Multiple Classical Noise Mitigation by Multiobjective Robust Quantum Optimal Control (2403.00298v1)

Abstract: High-quality control is a fundamental requirement for quantum computation, but practically it is often hampered by the presence of various types of noises, which can be static or time-dependent. In many realistic scenarios, multiple noise sources coexist, and their resulting noise effects need be corrected to a sufficient order, posing significant challenges for the design of effective robust control methods. Here, we explore the method of robust quantum optimal control to generally tackle the problem of resisting multiple noises from a complicated noise environment. Specifically, we confine our analysis to unitary noises that can be described by classical noise models. This method employs a gradient-based multiobjective optimization algorithm to maximize the control figure of merit, and meanwhile to minimize the perturbative effects of the noises that are allowed for.
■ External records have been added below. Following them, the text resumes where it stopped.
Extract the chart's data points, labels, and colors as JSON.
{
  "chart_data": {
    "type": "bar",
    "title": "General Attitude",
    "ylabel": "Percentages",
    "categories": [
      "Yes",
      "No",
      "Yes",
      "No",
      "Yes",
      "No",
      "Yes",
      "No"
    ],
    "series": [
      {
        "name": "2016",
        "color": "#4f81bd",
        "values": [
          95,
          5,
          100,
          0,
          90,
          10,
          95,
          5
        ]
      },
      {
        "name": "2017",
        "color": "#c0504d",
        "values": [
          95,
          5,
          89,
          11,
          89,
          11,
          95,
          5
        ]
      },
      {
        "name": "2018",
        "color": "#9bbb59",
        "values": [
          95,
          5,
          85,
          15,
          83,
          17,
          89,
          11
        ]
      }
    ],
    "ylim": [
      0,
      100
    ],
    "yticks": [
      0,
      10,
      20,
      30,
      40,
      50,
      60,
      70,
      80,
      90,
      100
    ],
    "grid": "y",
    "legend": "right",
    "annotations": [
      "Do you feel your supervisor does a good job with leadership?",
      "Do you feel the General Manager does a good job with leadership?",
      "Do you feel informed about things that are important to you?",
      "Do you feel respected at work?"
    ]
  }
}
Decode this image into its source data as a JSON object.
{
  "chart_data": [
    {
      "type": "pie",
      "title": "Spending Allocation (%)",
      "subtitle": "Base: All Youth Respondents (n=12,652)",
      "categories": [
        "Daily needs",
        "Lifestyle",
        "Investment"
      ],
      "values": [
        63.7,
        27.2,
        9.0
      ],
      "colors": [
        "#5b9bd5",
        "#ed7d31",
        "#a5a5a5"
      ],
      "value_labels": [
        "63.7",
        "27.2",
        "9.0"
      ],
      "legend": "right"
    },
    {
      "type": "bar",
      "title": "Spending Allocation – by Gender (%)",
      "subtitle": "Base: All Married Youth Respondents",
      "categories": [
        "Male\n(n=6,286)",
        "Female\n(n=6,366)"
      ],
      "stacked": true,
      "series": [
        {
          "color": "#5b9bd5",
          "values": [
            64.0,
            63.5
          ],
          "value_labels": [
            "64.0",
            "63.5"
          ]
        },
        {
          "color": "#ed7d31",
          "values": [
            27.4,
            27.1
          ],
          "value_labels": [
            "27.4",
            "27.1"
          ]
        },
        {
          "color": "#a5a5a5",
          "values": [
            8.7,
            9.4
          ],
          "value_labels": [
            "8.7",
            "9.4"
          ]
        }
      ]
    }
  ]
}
To verify its effectiveness, we apply this method to a number of examples, including roubust entangling gate in trapped ion system and robust controlled-Z gate in superconducting qubits, under commonly encountered static and time-dependent noises. Our simulation results reveal that robust optimal control can find smooth, robust pulses that can simultaneously resist several noises and thus achieve high-fidelity gates. Therefore, we expect that this method will find wide applications on current noisy quantum computing devices.